Spring Breakdown (2010), by Melody Carlson, is one of the short books in a series, for young adults, about six teenaged girls.  As a brief summary inside the book puts it:  “The wealthy fashion students in Mrs. Carter’s boardinghouse spend a quiet spring break in Florida until . . .”  Well, until spring breakdown hits.  Fun time is over.

The girls are typical teenagers except that two or three of them are Christians, among them DJ and Taylor.  Like the unsaved girls (and lover-boys), these two have their faults, albeit for Taylor one of them isn’t boozing now that she is a spiritually delivered ex-alcoholic.  THIS isn’t ordinary, but all kinds of ordinary incidents roll into this little bailiwick.  The only bailiwick the girls know, it is a mixed bag of the mundane and the fleshly.  There is a Rockabilly dance.  DJ and Taylor do some harmless skinny dipping at night.  Two other girls, Eliza and Casey, get drunk after a bumpy photo shoot.  There are, however, some spiritual and emotional challenges for DJ (the main character) pushing to the side all the kids-will-be-kids occurrences.

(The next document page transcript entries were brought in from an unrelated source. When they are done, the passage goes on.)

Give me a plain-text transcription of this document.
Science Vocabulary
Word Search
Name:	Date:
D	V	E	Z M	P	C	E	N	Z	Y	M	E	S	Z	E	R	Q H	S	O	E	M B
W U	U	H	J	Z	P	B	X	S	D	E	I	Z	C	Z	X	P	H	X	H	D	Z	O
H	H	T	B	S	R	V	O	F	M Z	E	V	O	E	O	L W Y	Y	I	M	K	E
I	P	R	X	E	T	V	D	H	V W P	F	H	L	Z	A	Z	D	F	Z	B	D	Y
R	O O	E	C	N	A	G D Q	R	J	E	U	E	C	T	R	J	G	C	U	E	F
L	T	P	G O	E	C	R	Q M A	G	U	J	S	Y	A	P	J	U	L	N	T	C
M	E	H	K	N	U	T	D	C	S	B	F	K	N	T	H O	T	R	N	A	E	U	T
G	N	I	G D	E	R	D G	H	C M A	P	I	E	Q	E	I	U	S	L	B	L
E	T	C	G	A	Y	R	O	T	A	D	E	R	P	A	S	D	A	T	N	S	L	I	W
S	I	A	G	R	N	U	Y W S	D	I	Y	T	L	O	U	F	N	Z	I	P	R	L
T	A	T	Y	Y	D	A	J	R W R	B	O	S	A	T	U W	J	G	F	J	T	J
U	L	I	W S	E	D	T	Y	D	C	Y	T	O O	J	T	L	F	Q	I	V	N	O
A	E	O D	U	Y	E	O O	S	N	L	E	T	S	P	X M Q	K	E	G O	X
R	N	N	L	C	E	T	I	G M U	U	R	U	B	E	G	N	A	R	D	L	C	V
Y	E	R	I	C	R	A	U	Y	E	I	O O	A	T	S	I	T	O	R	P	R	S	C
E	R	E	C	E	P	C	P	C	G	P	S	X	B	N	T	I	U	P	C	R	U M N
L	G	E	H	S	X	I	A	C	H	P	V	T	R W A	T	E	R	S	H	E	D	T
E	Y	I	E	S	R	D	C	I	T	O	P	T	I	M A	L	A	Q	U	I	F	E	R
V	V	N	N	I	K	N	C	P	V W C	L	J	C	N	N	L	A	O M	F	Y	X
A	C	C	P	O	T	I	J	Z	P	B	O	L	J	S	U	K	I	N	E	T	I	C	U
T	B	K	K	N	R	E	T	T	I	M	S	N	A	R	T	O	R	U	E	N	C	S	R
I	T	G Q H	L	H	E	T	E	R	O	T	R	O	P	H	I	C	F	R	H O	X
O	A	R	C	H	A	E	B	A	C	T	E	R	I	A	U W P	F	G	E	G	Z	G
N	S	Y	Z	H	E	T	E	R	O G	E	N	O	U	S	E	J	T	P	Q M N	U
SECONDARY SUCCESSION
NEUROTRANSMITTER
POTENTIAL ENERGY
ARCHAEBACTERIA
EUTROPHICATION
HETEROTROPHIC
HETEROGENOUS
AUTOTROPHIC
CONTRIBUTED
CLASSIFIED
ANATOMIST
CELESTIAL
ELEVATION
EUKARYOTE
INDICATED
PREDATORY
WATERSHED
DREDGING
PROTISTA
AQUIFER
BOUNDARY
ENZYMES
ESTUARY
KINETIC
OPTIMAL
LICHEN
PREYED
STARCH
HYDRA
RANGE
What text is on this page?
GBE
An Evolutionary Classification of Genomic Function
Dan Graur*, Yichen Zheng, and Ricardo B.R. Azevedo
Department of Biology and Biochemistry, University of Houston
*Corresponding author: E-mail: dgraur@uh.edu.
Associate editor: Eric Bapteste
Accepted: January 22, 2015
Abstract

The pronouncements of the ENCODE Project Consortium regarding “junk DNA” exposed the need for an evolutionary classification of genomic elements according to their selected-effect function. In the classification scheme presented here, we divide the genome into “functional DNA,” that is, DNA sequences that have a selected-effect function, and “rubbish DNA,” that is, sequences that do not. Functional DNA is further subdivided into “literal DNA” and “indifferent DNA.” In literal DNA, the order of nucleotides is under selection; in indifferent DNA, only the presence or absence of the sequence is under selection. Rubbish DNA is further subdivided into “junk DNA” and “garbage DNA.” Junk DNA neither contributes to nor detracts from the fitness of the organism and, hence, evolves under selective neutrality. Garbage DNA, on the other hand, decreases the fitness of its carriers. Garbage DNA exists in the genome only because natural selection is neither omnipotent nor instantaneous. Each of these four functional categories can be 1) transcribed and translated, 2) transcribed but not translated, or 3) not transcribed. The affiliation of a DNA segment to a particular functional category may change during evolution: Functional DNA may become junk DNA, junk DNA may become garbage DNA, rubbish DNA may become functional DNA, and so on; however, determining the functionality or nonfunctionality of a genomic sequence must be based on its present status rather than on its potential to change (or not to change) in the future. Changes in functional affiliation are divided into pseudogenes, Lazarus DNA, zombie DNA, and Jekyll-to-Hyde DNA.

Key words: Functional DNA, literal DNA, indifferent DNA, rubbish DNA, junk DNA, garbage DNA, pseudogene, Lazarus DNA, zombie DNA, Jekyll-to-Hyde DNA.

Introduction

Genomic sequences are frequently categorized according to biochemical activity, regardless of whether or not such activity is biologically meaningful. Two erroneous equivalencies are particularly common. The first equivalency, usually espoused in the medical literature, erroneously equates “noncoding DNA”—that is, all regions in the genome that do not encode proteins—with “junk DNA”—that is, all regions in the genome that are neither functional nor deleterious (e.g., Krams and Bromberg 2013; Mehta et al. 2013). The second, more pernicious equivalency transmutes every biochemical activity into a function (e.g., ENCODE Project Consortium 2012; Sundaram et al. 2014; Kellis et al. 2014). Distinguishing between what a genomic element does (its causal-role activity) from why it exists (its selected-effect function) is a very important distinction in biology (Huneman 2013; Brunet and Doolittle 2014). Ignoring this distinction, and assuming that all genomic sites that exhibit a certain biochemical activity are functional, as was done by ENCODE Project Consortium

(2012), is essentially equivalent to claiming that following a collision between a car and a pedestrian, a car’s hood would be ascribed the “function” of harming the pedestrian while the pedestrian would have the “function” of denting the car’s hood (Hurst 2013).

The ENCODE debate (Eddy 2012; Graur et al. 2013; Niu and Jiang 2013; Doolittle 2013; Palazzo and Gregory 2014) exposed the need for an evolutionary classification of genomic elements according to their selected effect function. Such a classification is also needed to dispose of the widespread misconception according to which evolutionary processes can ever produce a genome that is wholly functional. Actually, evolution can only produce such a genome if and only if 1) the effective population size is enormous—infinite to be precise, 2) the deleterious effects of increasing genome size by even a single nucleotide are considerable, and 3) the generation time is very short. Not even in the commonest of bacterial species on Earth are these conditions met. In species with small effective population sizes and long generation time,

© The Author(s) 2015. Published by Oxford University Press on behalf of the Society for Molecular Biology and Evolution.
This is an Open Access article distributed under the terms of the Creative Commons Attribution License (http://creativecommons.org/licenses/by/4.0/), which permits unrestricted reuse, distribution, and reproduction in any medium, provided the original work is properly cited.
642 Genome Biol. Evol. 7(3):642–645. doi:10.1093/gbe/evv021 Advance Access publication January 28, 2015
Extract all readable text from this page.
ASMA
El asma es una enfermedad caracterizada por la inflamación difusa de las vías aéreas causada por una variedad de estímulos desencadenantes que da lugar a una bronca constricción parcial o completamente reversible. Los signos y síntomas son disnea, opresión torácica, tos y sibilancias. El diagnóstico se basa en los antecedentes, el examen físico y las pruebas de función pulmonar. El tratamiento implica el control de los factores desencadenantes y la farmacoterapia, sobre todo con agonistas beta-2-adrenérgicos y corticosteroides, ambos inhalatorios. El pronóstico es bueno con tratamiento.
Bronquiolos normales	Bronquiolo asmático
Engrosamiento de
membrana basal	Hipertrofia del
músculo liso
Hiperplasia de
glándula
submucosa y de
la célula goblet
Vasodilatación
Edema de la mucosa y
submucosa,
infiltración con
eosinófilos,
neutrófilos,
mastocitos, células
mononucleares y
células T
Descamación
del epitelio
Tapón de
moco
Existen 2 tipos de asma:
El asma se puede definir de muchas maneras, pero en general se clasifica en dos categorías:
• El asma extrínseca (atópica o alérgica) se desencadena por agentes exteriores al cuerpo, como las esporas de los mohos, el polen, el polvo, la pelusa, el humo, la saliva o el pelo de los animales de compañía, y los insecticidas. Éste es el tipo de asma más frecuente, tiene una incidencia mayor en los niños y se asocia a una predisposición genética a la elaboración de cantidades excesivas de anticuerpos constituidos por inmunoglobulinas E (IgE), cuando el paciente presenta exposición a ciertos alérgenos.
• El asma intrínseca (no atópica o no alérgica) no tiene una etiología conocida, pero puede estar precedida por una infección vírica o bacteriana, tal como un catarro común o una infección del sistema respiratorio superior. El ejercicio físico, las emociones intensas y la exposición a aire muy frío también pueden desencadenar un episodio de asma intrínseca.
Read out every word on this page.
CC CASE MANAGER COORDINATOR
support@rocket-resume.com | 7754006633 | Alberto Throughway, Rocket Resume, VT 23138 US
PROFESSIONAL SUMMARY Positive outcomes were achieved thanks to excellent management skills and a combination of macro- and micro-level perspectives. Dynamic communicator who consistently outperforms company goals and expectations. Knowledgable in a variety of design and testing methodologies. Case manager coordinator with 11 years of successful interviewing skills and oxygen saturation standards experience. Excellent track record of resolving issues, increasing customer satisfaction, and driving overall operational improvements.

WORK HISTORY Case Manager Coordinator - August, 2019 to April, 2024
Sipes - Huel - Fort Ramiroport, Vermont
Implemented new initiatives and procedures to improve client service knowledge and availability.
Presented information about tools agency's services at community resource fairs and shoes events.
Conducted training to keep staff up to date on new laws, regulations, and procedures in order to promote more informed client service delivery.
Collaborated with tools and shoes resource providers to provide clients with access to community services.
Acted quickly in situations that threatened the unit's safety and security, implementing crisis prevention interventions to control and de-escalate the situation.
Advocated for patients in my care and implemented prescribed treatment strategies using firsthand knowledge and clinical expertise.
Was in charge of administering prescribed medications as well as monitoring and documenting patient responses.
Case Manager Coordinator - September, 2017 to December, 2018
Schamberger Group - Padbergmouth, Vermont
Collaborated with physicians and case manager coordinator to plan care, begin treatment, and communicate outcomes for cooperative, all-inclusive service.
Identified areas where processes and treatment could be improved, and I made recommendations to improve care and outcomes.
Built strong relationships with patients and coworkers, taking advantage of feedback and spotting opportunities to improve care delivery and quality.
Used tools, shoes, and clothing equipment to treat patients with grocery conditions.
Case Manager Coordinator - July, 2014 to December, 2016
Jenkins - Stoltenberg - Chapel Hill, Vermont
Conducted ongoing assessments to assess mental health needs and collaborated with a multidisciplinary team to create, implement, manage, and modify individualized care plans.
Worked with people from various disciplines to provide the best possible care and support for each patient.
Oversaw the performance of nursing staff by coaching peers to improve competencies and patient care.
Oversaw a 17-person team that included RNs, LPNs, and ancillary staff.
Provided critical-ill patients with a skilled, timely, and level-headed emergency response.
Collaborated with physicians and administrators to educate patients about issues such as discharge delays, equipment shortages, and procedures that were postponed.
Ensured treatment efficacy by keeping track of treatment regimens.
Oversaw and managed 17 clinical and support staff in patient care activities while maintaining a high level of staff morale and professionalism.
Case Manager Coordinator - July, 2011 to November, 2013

Carlson’s prose is imperfect—for one thing, she keeps misusing “hopefully”—but her narrative is entertaining and her dialogue is serviceable.  It’s a Christian book, but not a preachy one.  And it’s meant to appeal to a broad audience.  I would rather see devout teens reading Spring Breakdown than buying a fundamentally insignificant Adele or Beyoncé CD.